Trust and Choice of the Public
Women's leadership in politics
In terms of institution, Vietnam has achieved remarkable progress during the recent years. The 2013 Constitution contained regulations on gender equality and non-discrimination in politics. The Law on Gender Equality and National Strategy on Gender Equality for the period from 2011 – 2020 were granted. The 2013 Constitution also regulated gender equality and non-discrimination in politics. In addition, the national mechanism on gender equality and women’s progress is being completed. However, statistics on leadership at different levels show that the percentage of women leaders is much lower than the set objectives of Vietnam.
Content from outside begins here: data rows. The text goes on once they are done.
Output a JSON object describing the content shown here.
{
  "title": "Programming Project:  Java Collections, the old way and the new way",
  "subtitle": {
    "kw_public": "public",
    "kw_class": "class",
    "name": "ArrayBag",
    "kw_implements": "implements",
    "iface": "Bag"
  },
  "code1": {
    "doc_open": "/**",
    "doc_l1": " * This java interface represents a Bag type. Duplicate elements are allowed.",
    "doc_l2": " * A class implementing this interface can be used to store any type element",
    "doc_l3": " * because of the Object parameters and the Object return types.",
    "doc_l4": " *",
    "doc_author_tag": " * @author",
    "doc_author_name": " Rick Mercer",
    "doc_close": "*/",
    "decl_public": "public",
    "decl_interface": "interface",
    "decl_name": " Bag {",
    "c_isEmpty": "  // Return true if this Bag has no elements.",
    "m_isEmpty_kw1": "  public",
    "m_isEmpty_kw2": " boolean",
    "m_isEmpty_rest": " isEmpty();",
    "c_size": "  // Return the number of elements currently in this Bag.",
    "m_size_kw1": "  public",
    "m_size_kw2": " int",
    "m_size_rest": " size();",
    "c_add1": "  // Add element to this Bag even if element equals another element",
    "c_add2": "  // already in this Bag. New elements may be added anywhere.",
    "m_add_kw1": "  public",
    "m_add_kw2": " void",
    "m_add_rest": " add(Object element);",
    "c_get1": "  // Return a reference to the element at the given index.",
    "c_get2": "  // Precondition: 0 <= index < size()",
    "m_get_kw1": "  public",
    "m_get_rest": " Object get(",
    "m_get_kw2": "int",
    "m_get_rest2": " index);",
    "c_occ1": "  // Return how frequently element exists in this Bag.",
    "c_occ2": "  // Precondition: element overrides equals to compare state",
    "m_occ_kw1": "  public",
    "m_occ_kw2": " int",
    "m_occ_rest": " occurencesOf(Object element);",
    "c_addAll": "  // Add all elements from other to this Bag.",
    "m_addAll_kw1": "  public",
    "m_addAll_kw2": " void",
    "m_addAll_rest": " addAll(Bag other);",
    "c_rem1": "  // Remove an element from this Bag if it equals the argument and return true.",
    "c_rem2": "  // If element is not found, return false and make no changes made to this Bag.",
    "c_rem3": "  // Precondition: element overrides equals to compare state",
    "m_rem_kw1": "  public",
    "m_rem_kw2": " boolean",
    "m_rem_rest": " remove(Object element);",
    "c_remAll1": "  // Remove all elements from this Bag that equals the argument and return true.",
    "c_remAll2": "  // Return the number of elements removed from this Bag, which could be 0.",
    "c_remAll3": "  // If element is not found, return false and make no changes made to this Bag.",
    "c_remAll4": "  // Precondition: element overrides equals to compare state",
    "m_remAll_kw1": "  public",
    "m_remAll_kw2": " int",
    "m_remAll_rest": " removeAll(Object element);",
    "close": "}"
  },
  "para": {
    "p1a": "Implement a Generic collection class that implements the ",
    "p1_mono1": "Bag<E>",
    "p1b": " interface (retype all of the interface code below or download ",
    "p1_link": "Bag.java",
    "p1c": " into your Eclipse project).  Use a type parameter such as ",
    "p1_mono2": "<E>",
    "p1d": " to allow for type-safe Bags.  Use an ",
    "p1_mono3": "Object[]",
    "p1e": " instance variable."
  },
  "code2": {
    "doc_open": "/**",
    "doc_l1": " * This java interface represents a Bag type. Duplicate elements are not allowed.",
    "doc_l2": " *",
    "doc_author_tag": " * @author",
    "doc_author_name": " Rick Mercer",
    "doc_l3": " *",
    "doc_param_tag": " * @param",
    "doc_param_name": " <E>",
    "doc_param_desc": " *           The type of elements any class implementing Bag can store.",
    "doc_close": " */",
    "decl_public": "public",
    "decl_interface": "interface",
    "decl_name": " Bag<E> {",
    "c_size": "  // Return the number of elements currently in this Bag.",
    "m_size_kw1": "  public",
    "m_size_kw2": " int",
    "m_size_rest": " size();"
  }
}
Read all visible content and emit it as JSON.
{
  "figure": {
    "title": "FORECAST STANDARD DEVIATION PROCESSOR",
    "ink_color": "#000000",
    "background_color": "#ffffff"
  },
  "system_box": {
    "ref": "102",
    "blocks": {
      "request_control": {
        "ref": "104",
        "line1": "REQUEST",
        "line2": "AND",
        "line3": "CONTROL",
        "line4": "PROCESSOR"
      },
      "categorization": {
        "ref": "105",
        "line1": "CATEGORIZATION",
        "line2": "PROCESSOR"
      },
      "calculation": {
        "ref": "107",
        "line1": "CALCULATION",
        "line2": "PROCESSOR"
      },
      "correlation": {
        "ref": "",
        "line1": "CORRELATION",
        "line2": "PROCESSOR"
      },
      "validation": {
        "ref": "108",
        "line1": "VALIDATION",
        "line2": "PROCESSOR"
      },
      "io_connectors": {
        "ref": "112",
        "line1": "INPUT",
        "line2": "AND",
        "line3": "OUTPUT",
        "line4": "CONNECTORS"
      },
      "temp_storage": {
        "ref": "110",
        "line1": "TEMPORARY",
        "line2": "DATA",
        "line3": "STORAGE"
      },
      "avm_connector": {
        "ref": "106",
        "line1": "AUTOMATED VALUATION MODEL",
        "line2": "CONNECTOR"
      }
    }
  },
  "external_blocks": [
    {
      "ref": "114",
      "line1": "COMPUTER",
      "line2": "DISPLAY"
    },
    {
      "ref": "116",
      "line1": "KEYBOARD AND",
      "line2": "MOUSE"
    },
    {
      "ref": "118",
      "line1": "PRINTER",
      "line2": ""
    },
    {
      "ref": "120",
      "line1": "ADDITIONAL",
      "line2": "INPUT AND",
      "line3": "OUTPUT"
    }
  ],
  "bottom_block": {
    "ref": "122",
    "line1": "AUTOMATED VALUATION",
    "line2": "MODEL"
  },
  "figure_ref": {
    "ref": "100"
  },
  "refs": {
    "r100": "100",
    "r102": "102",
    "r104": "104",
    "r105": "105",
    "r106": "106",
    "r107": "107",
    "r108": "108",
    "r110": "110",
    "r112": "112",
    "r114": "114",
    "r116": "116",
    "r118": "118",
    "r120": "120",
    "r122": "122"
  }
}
For example, women members of the Communist Party in 3 tenures did not reach 9% at central level and 12% at provincial/city level, while the set objective was 15% for each level1. For the National Assembly, the percentage of women members decreased from 27.3% (the 11th National Assembly) to 25.76% (the 12th National Assembly), and then to 24.4% (the 13th National Assembly)2 . The percentage of women members in People’s Councils of three levels only increased about 2 – 3% in every tenure. This did not meet the target of 30% in each level. The only improvement made was the percentage of women leaders at commune and district levels, while there was no change or even a decrease with that at provincial and central levels.
Why do women leaders account for a low percentage, despite the available policies and regulations?
This study will contribute to answering the above question, based on analysing the perceptions of various population groups about women leaders as well as the barriers that keep people from electing women leaders. This study is expected to provide information and premise for relevant interventions that could enhance women’s leadership in politics.